As a witness to his editing process, I could see how his approach to his field and findings transformed on his way to artistic production. While his skin healed from jumping over a fire in a tribal dance, the meaning of the material, and the outcome of his research cleared. The individual stories of those people interviewed and shot consolidated into a collective performance. However, they don’t lose their visibility, being a substantial part of the overall narrative. Because they are the ones carrying that collective and imperial "dream" all over the world. Although they come from different backgrounds and search for different futures, they act in the same scene that has entirely different meanings for all the performing parties. Köken becomes a part of this performance by decoding those differences using the visual references of that precisely (neo)colonial lingua franca reproduced in the scene. He constructs an aesthetic criticism toward this language and this criticism not only derives from but is also a unit in his personal story. 

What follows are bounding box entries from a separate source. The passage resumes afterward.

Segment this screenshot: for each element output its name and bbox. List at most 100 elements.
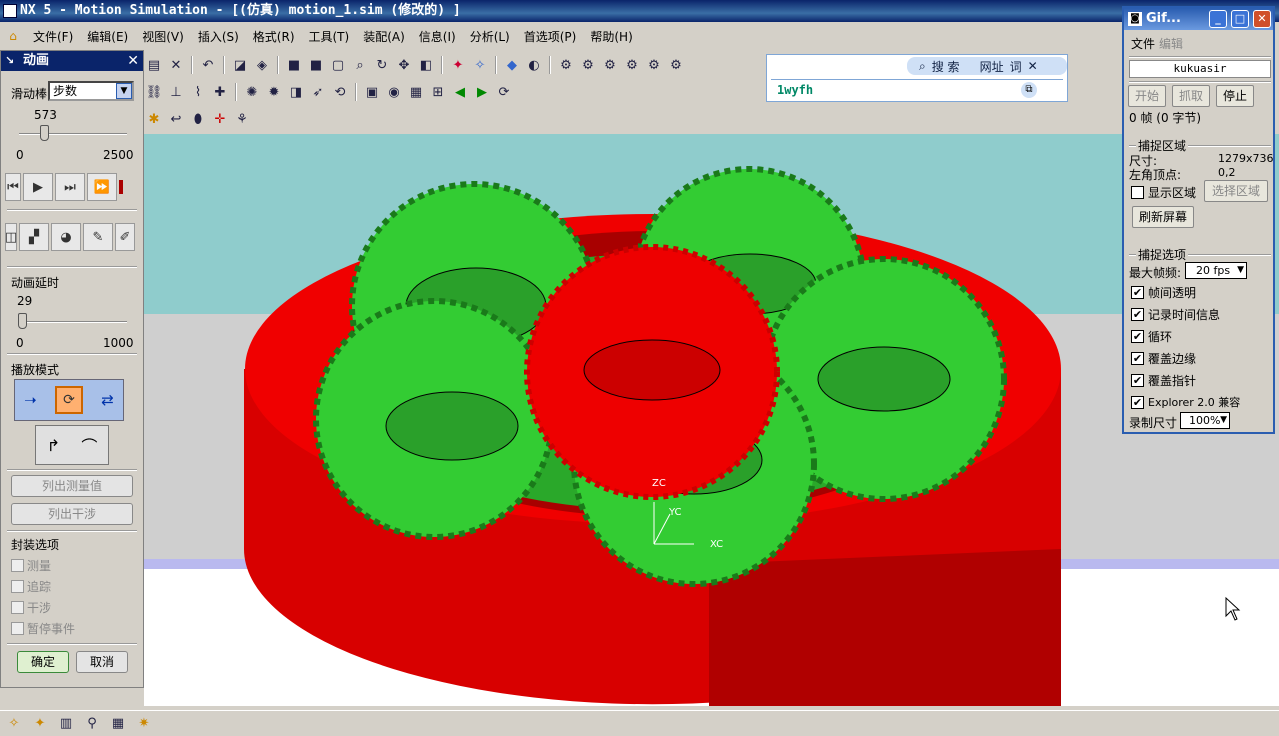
slider-mode-select[interactable]: 步数 ▼ [48, 81, 134, 101]
graphics-viewport[interactable]: ZC YC XC [144, 134, 1279, 706]
option-trace-checkbox[interactable]: 追踪 [11, 578, 51, 595]
table-icon[interactable]: ⊞ [428, 82, 448, 102]
gear-icon[interactable]: ✺ [242, 82, 262, 102]
chevron-down-icon[interactable]: ▼ [1237, 263, 1244, 278]
constraint-icon[interactable]: ⚲ [82, 714, 102, 734]
undo-icon[interactable]: ↶ [198, 55, 218, 75]
export-icon[interactable]: ▞ [19, 223, 49, 251]
chevron-down-icon[interactable]: ▼ [116, 83, 132, 99]
fast-forward-icon[interactable]: ⏩ [87, 173, 117, 201]
shade-icon[interactable]: ◐ [524, 55, 544, 75]
word-label[interactable]: 词 [1010, 58, 1022, 75]
sim6-icon[interactable]: ⚙ [666, 55, 686, 75]
trace-icon[interactable]: ↱ [47, 436, 60, 455]
snap-icon[interactable]: ✛ [210, 109, 230, 129]
play-icon[interactable]: ▶ [23, 173, 53, 201]
ping-pong-icon[interactable]: ⇄ [101, 391, 114, 409]
max-fps-select[interactable]: 20 fps ▼ [1185, 262, 1247, 279]
zoom-icon[interactable]: ⌕ [350, 55, 370, 75]
gear2-icon[interactable]: ✹ [264, 82, 284, 102]
menu-analysis[interactable]: 分析(L) [463, 28, 517, 45]
option-pause-event-checkbox[interactable]: 暂停事件 [11, 620, 75, 637]
fit-icon[interactable]: ▢ [328, 55, 348, 75]
transparent-frames-checkbox[interactable]: ✔ 帧间透明 [1131, 284, 1196, 301]
camera-icon[interactable]: ◕ [51, 223, 81, 251]
search-go-icon[interactable]: ⧉ [1021, 82, 1037, 98]
loop-mode-icon[interactable]: ⟳ [55, 386, 83, 414]
url-label[interactable]: 网址 [980, 58, 1004, 75]
maximize-icon[interactable]: □ [1231, 10, 1249, 28]
step-forward-icon[interactable]: ⏭ [55, 173, 85, 201]
gif-menu-file[interactable]: 文件 [1131, 35, 1155, 52]
sim2-icon[interactable]: ⚙ [578, 55, 598, 75]
pin-icon[interactable]: ↘ [5, 55, 17, 67]
undo2-icon[interactable]: ↩ [166, 109, 186, 129]
sim3-icon[interactable]: ⚙ [600, 55, 620, 75]
option-interference-checkbox[interactable]: 干涉 [11, 599, 51, 616]
record-time-checkbox[interactable]: ✔ 记录时间信息 [1131, 306, 1220, 323]
sim4-icon[interactable]: ⚙ [622, 55, 642, 75]
mouse-icon[interactable]: ⬮ [188, 109, 208, 129]
render-icon[interactable]: ✦ [448, 55, 468, 75]
torque-icon[interactable]: ⟲ [330, 82, 350, 102]
wizard-icon[interactable]: ✧ [4, 714, 24, 734]
plot-icon[interactable]: ▦ [406, 82, 426, 102]
menu-insert[interactable]: 插入(S) [191, 28, 246, 45]
link-path-icon[interactable]: ✐ [115, 223, 135, 251]
sim-icon[interactable]: ⚙ [556, 55, 576, 75]
step-back-icon[interactable]: ⏮ [5, 173, 21, 201]
explorer-compat-checkbox[interactable]: ✔ Explorer 2.0 兼容 [1131, 394, 1240, 410]
snapshot-icon[interactable]: ◫ [5, 223, 17, 251]
cube-icon[interactable]: ◆ [502, 55, 522, 75]
close-icon[interactable]: ✕ [127, 51, 139, 71]
block-icon[interactable]: ■ [284, 55, 304, 75]
search-label[interactable]: 搜 索 [932, 58, 960, 75]
explode-icon[interactable]: ⌒ [81, 433, 97, 457]
list-measure-button[interactable]: 列出测量值 [11, 475, 133, 497]
sim5-icon[interactable]: ⚙ [644, 55, 664, 75]
loop-checkbox[interactable]: ✔ 循环 [1131, 328, 1172, 345]
point-icon[interactable]: ✱ [144, 109, 164, 129]
select-area-button[interactable]: 选择区域 [1204, 180, 1268, 202]
close-icon[interactable]: ✕ [1253, 10, 1271, 28]
close-icon[interactable]: ✕ [1028, 59, 1038, 73]
minimize-icon[interactable]: _ [1209, 10, 1227, 28]
option-measure-checkbox[interactable]: 测量 [11, 557, 51, 574]
trace-path-icon[interactable]: ✎ [83, 223, 113, 251]
loop-icon[interactable]: ⟳ [494, 82, 514, 102]
play-once-icon[interactable]: ➝ [24, 391, 37, 409]
menu-help[interactable]: 帮助(H) [583, 28, 639, 45]
spring-icon[interactable]: ⌇ [188, 82, 208, 102]
arrow-left-icon[interactable]: ◀ [450, 82, 470, 102]
arrow-right-icon[interactable]: ▶ [472, 82, 492, 102]
copy-icon[interactable]: ▤ [144, 55, 164, 75]
joint-icon[interactable]: ⊥ [166, 82, 186, 102]
motion-icon[interactable]: ✷ [134, 714, 154, 734]
view-icon[interactable]: ◧ [416, 55, 436, 75]
menu-file[interactable]: 文件(F) [26, 28, 80, 45]
delete-icon[interactable]: ✕ [166, 55, 186, 75]
start-button[interactable]: 开始 [1128, 85, 1166, 107]
force-icon[interactable]: ➶ [308, 82, 328, 102]
menu-assembly[interactable]: 装配(A) [356, 28, 412, 45]
menu-preferences[interactable]: 首选项(P) [517, 28, 584, 45]
block2-icon[interactable]: ■ [306, 55, 326, 75]
menu-format[interactable]: 格式(R) [246, 28, 302, 45]
refresh-screen-button[interactable]: 刷新屏幕 [1132, 206, 1194, 228]
list-interference-button[interactable]: 列出干涉 [11, 503, 133, 525]
menu-view[interactable]: 视图(V) [135, 28, 191, 45]
menu-edit[interactable]: 编辑(E) [80, 28, 135, 45]
delay-slider-thumb[interactable] [18, 313, 28, 329]
arrangement-icon[interactable]: ▦ [108, 714, 128, 734]
delay-slider-track[interactable] [19, 321, 127, 323]
ok-button[interactable]: 确定 [17, 651, 69, 673]
select-icon[interactable]: ◪ [230, 55, 250, 75]
chevron-down-icon[interactable]: ▼ [1220, 413, 1227, 428]
rotate-icon[interactable]: ↻ [372, 55, 392, 75]
component-icon[interactable]: ▥ [56, 714, 76, 734]
pan-icon[interactable]: ✥ [394, 55, 414, 75]
result-icon[interactable]: ◉ [384, 82, 404, 102]
step-slider-thumb[interactable] [39, 125, 49, 141]
cover-pointer-checkbox[interactable]: ✔ 覆盖指针 [1131, 372, 1196, 389]
stop-marker-icon[interactable] [119, 180, 123, 194]
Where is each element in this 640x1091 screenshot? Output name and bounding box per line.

After all, Köken did not have to examine the historical clash between secular and religious understandings of the world on his mind and body. The ethnographic distance enabled him to recognize and explain to us that it is not a spiritual ambition forcing all those people to sing and dance together. The response of the "field" to the question "How?" designates that there is not a spiritual contest over the world. It is just a banal settlement among different-sized actors of a profane imperialism reconstituting the world as a synthetic space, a makeshift scene, for that colonial performance. The cheerful tone of the song and the coherence settled in the choreography of the dance performed in the stage of Young Turks constitute a fathomless pain. Yes, I insist, it is painful. Besides, who can say there was something different before? Don't you think that what we call colonialism is nothing but our collective and collaborative performance?

Istanbul, November 2015

 

Ayşe Çavdar

Ayşe Çavdar is an independent anthropologist and journalist specializing in the questions of religion, secularism, urbanism, and social justice. She received a degree in communications from Ankara University, followed by an MA degree from Bosphorus University and a PhD from the European University Viadrina Frankfurt (Oder). She is a frequent contributor to several periodicals.

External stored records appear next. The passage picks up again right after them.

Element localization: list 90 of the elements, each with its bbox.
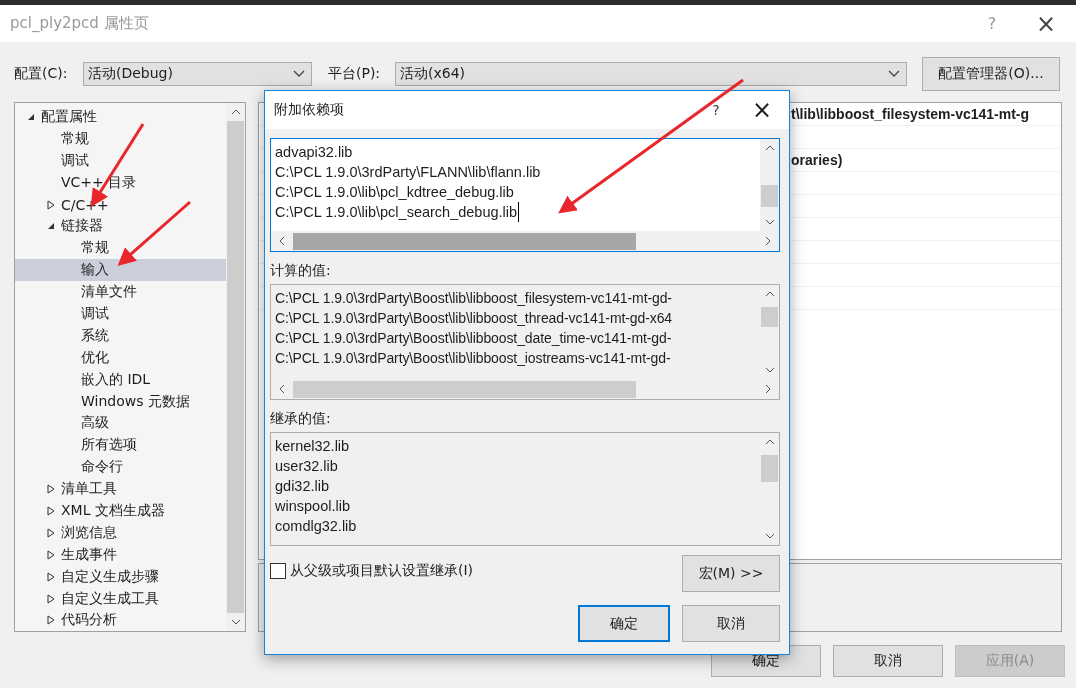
scroll-down-icon xyxy=(764,533,775,539)
tree-item[interactable]: 常规 xyxy=(15,237,226,260)
config-dropdown[interactable]: 活动(Debug) xyxy=(83,62,312,86)
expanded-triangle-icon xyxy=(47,222,55,231)
tree-item[interactable]: 自定义生成步骤 xyxy=(15,565,226,588)
dialog-button[interactable]: 取消 xyxy=(833,645,943,677)
dependencies-field[interactable]: advapi32.lib C:\PCL 1.9.0\3rdParty\FLANN\lib\flann.lib C:\PCL 1.9.0\lib\pcl_kdtree_debug.lib C:\PCL 1.9.0\lib\pcl_search_debug.lib xyxy=(270,138,780,252)
scroll-left-icon xyxy=(279,384,285,394)
tree-item[interactable]: 清单工具 xyxy=(15,478,226,501)
tree-item[interactable]: Windows 元数据 xyxy=(15,390,226,413)
dependency-line: C:\PCL 1.9.0\lib\pcl_search_debug.lib xyxy=(275,202,520,222)
collapsed-triangle-icon xyxy=(47,527,55,538)
tree-item[interactable]: 输入 xyxy=(15,259,226,282)
tree-item[interactable]: 链接器 xyxy=(15,215,226,238)
dependency-line: C:\PCL 1.9.0\3rdParty\FLANN\lib\flann.lib xyxy=(275,163,542,182)
scroll-up-icon xyxy=(764,145,775,151)
computed-values-label: 计算的值: xyxy=(270,262,332,280)
chevron-down-icon xyxy=(888,70,900,78)
tree-item[interactable]: XML 文档生成器 xyxy=(15,500,226,522)
tree-item[interactable]: 配置属性 xyxy=(15,106,226,128)
collapsed-triangle-icon xyxy=(47,549,55,560)
tree-item[interactable]: 浏览信息 xyxy=(15,521,226,544)
inherited-value: kernel32.lib xyxy=(275,437,351,456)
window-title: pcl_ply2pcd 属性页 xyxy=(10,14,150,33)
help-button[interactable]: ? xyxy=(701,102,731,118)
inherited-value: user32.lib xyxy=(275,457,339,476)
tree-item[interactable]: 代码分析 xyxy=(15,609,226,632)
tree-item[interactable]: C/C++ xyxy=(15,193,226,216)
platform-label: 平台(P): xyxy=(328,65,382,83)
scroll-down-icon xyxy=(764,219,775,225)
scroll-up-icon xyxy=(764,291,775,297)
tree-item[interactable]: 命令行 xyxy=(15,456,226,479)
platform-dropdown[interactable]: 活动(x64) xyxy=(395,62,907,86)
property-value: oraries) xyxy=(791,152,843,168)
collapsed-triangle-icon xyxy=(47,505,55,516)
tree-item[interactable]: VC++ 目录 xyxy=(15,171,226,194)
dependency-line: advapi32.lib xyxy=(275,143,354,162)
property-value: t\lib\libboost_filesystem-vc141-mt-g xyxy=(791,106,1030,122)
inherited-value: winspool.lib xyxy=(275,497,351,516)
scroll-left-icon xyxy=(279,236,285,246)
tree-item[interactable]: 清单文件 xyxy=(15,281,226,303)
horizontal-scrollbar[interactable] xyxy=(271,231,779,251)
scroll-down-icon xyxy=(764,367,775,373)
vertical-scrollbar[interactable] xyxy=(226,103,245,631)
scroll-up-icon xyxy=(230,109,241,115)
dialog-title: 附加依赖项 xyxy=(274,101,345,119)
computed-value: C:\PCL 1.9.0\3rdParty\Boost\lib\libboost_date_time-vc141-mt-gd- xyxy=(275,329,673,348)
tree-item[interactable]: 嵌入的 IDL xyxy=(15,368,226,391)
tree-item[interactable]: 所有选项 xyxy=(15,434,226,457)
scroll-thumb[interactable] xyxy=(761,455,778,482)
collapsed-triangle-icon xyxy=(47,484,55,495)
scroll-thumb[interactable] xyxy=(293,232,637,250)
checkbox-label[interactable]: 从父级或项目默认设置继承(I) xyxy=(290,562,474,580)
computed-value: C:\PCL 1.9.0\3rdParty\Boost\lib\libboost_iostreams-vc141-mt-gd- xyxy=(275,349,672,368)
cancel-button[interactable]: 取消 xyxy=(682,605,780,642)
scroll-thumb[interactable] xyxy=(293,380,637,398)
tree-item[interactable]: 调试 xyxy=(15,149,226,172)
tree-item[interactable]: 常规 xyxy=(15,127,226,150)
computed-value: C:\PCL 1.9.0\3rdParty\Boost\lib\libboost_filesystem-vc141-mt-gd- xyxy=(275,289,673,308)
config-label: 配置(C): xyxy=(14,65,69,83)
tree-item[interactable]: 调试 xyxy=(15,303,226,325)
computed-value: C:\PCL 1.9.0\3rdParty\Boost\lib\libboost_thread-vc141-mt-gd-x64 xyxy=(275,309,674,328)
scroll-thumb[interactable] xyxy=(761,307,778,327)
expanded-triangle-icon xyxy=(27,112,35,121)
inherited-values-label: 继承的值: xyxy=(270,410,332,428)
scroll-down-icon xyxy=(230,619,241,625)
close-button[interactable]: × xyxy=(747,96,777,124)
tree-item[interactable]: 优化 xyxy=(15,346,226,369)
tree-item[interactable]: 自定义生成工具 xyxy=(15,587,226,610)
inherited-value: comdlg32.lib xyxy=(275,517,358,536)
tree-item[interactable]: 高级 xyxy=(15,412,226,435)
chevron-down-icon xyxy=(293,70,305,78)
scroll-up-icon xyxy=(764,439,775,445)
collapsed-triangle-icon xyxy=(47,615,55,626)
vertical-scrollbar[interactable] xyxy=(760,139,779,231)
ok-button[interactable]: 确定 xyxy=(578,605,670,642)
scroll-right-icon xyxy=(765,384,771,394)
config-manager-button[interactable]: 配置管理器(O)... xyxy=(922,57,1060,91)
inherited-value: gdi32.lib xyxy=(275,477,330,496)
collapsed-triangle-icon xyxy=(47,593,55,604)
collapsed-triangle-icon xyxy=(47,199,55,210)
tree-item[interactable]: 系统 xyxy=(15,324,226,347)
collapsed-triangle-icon xyxy=(47,571,55,582)
scroll-right-icon xyxy=(765,236,771,246)
scroll-thumb[interactable] xyxy=(761,185,778,207)
close-button[interactable]: × xyxy=(1028,9,1064,38)
checkbox[interactable] xyxy=(270,563,286,579)
dependency-line: C:\PCL 1.9.0\lib\pcl_kdtree_debug.lib xyxy=(275,183,515,202)
macros-button[interactable]: 宏(M) >> xyxy=(682,555,780,592)
tree-item[interactable]: 生成事件 xyxy=(15,543,226,566)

[1] The community/people who initiated the Turkish schools around the world is essentially a religious community that appeared in the 1980s as the followers of a religious leader who resisted against all the modernization and secularization project of the young Turkish Republic until he died in 1960. Ironically and paradoxically, this contemporary and young religious community has affected all other traditional communities on their way to modernization since the 1990s.

[2] For the different usages and definitions of the term look at Loring M. Danforth, Firewalking and Religious Healing: The Anastenaria of Greece and American Firewalking Movement, Princeton University Press, 1989 and Ju Hui Judy Han, "Neither friends nor foes: Thoughts on ethnographic distance." Geoforum 41: 11-14. 2010.